In article <5490@think.UUCP> rlk@THINK.COM writes:
>It's amazing how easy it is to avoid externally-visible flow control
>if you really try.  The answer is buffering.

(I hate flow control flames.) As a naive user, what happens to the
contents of your enormous buffer when I hit an interrupt character
(^C)?  Won't the contents of your buffer (which could be a few hundred
characters) get dumped to my screen?  And how do I pause terminal
output?  If your buffer recognizes ^S, what happens if it fills up
before I hit ^Q?  (At 38Kbaud, 1 MB of buffer would fill in a bit over
4 minutes).  And if your buffer recognizes ^S, then how do I use it as
an emacs command?
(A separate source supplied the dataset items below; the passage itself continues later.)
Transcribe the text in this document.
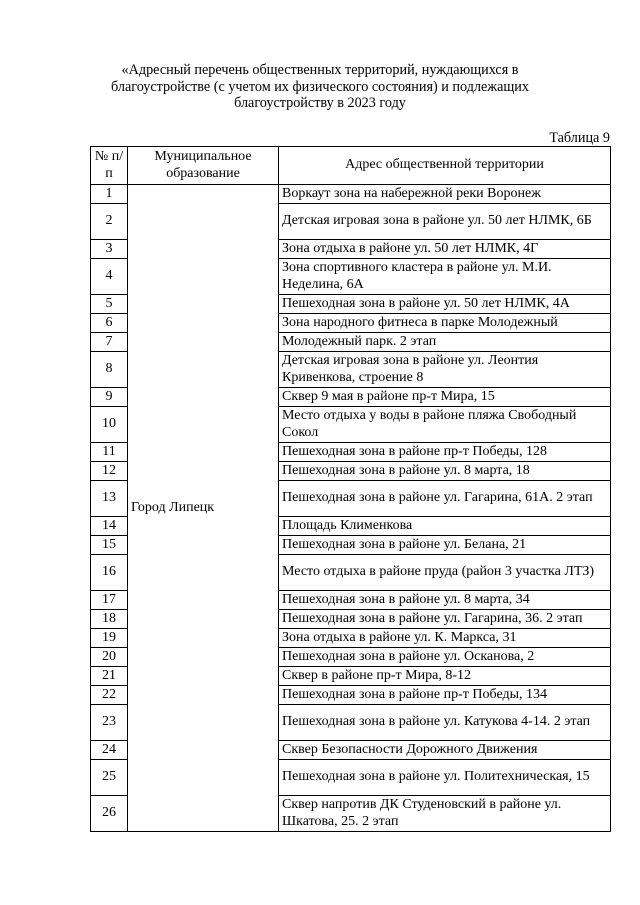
«Адресный перечень общественных территорий, нуждающихся в благоустройстве (с учетом их физического состояния) и подлежащих благоустройству в 2023 году
Таблица 9
№ п/п	Муниципальное образование	Адрес общественной территории
1	Город Липецк	Воркаут зона на набережной реки Воронеж
2		Детская игровая зона в районе ул. 50 лет НЛМК, 6Б
3		Зона отдыха в районе ул. 50 лет НЛМК, 4Г
4		Зона спортивного кластера в районе ул. М.И. Неделина, 6А
5		Пешеходная зона в районе ул. 50 лет НЛМК, 4А
6		Зона народного фитнеса в парке Молодежный
7		Молодежный парк. 2 этап
8		Детская игровая зона в районе ул. Леонтия Кривенкова, строение 8
9		Сквер 9 мая в районе пр-т Мира, 15
10		Место отдыха у воды в районе пляжа Свободный Сокол
11		Пешеходная зона в районе пр-т Победы, 128
12		Пешеходная зона в районе ул. 8 марта, 18
13		Пешеходная зона в районе ул. Гагарина, 61А. 2 этап
14		Площадь Клименкова
15		Пешеходная зона в районе ул. Белана, 21
16		Место отдыха в районе пруда (район 3 участка ЛТЗ)
17		Пешеходная зона в районе ул. 8 марта, 34
18		Пешеходная зона в районе ул. Гагарина, 36. 2 этап
19		Зона отдыха в районе ул. К. Маркса, 31
20		Пешеходная зона в районе ул. Осканова, 2
21		Сквер в районе пр-т Мира, 8-12
22		Пешеходная зона в районе пр-т Победы, 134
23		Пешеходная зона в районе ул. Катукова 4-14. 2 этап
24		Сквер Безопасности Дорожного Движения
25		Пешеходная зона в районе ул. Политехническая, 15
26		Сквер напротив ДК Студеновский в районе ул. Шкатова, 25. 2 этап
Finally, if we just dump data fast into a buffer
which then hands it to a display (or a protocol-based file transfer
program) which can't keep up, eventually the buffer will fill up
anyway.  What then?
	Look, can we cool it?  There are circumstances where you just
*have to have* in-band flow control, and like it or not, ^S/^Q are the
universal standard for it.  The *only* place this matters is Emacs
flavors which use these as commands, and said Emacsen are sufficiently
customizable to allow them to use something else if you need the flow
control.
	I've directed followups to comp.terminals only.